Today is March 14 and the Navigate the Chaos question to consider is “Is your career one dimensional?"
Best-selling author Mike Sagar recently published an article “The Creative Conundrum: Pursue Your Art or Get a ‘Real Job’” that explains “every creative has found themselves at the same career crossroads. One path leads where their heart desires. The other leads to ‘real" jobs.’”
He explains why he dropped out of Georgetown Law School after three weeks to live the creative life.
But is this dichotomy between living the creative life or having a real job the only way to view a career?
John Grisham did the exact opposite. After graduating from law school and then practicing for a few years, one day in 1984 he was hanging around the court and overheard a 12-year-old girl telling the jury what had happened to her.
Her story intrigued Grisham, and he began watching the trial.
He saw how the members of the jury cried as she told them about having been raped and beaten. It was then, Grisham decided to write.
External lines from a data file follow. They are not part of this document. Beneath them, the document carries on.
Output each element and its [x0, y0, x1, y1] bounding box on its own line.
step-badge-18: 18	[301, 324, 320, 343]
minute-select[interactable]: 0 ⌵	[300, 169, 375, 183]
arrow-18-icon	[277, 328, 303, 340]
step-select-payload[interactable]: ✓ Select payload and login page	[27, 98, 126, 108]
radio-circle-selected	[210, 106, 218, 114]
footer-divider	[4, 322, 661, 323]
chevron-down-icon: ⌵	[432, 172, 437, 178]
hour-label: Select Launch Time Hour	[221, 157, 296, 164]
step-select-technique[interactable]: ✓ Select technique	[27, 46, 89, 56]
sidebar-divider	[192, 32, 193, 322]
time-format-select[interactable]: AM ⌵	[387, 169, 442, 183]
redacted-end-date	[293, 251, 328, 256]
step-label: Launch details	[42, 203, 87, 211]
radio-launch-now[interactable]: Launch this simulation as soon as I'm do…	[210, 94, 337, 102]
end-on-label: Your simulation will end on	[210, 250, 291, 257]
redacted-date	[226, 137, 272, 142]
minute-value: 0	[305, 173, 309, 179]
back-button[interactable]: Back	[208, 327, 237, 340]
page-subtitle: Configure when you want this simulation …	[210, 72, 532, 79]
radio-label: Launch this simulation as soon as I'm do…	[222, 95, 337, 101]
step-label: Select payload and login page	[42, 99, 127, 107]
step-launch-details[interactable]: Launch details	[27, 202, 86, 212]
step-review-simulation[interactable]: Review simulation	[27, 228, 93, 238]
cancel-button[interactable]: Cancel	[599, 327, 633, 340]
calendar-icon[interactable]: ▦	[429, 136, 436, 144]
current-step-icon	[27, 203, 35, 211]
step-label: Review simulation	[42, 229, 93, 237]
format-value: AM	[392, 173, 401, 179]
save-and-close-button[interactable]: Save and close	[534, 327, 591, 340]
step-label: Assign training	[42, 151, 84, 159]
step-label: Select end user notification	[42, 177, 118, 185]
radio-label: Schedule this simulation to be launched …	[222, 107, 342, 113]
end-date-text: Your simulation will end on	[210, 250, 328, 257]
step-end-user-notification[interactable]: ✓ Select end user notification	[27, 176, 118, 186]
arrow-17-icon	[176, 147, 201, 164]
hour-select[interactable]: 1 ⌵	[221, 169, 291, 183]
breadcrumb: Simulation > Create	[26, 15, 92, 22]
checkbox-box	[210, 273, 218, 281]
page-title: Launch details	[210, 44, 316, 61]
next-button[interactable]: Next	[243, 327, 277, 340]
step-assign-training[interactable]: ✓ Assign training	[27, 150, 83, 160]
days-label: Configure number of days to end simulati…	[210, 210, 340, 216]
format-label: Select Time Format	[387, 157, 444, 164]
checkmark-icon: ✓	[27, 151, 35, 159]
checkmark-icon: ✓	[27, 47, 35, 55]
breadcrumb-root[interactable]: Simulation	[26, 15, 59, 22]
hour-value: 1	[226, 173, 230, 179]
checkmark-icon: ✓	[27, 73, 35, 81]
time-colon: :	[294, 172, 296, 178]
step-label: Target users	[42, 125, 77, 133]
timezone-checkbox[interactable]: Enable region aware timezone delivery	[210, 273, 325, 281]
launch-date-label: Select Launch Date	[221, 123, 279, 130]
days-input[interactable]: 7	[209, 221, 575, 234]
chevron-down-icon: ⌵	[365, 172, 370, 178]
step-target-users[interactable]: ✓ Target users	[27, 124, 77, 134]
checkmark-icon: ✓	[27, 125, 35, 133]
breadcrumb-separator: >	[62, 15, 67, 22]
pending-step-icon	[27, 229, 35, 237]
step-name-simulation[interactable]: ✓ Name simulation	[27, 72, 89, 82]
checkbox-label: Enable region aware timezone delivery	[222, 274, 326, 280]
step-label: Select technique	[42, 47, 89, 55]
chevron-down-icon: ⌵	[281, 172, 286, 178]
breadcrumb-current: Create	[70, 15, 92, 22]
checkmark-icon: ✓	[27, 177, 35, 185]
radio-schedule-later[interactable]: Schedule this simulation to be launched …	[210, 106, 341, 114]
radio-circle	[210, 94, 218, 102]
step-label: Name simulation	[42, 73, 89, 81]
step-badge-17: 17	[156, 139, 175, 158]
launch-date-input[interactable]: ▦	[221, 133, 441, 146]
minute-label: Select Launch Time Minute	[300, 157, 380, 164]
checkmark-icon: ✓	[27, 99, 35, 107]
It took him three years to complete his first book, A Time to Kill.
Finding a publisher was not easy.
The book was rejected by 28 publishers before Wynwood Press, an unknown publisher, agreed to give it a modest 5,000-copy printing. It was published in June 1989.
The day after Grisham completed A Time to Kill, he began work on his second novel, The Firm, that would go on to be a best-seller. When viewing your life, do you consider it a choice or a combination?
Sagar believes it is a choice whereas Grisham lived his career as a combination.
As Grisham said “I seriously doubt I would ever have written the first story had I not been a lawyer. I never dreamed of being a writer. I wrote only after witnessing a trial.”
As the old saying goes “You are only one decision away from a totally different life.”
As you go about your day consider asking yourself if your career is one dimensional?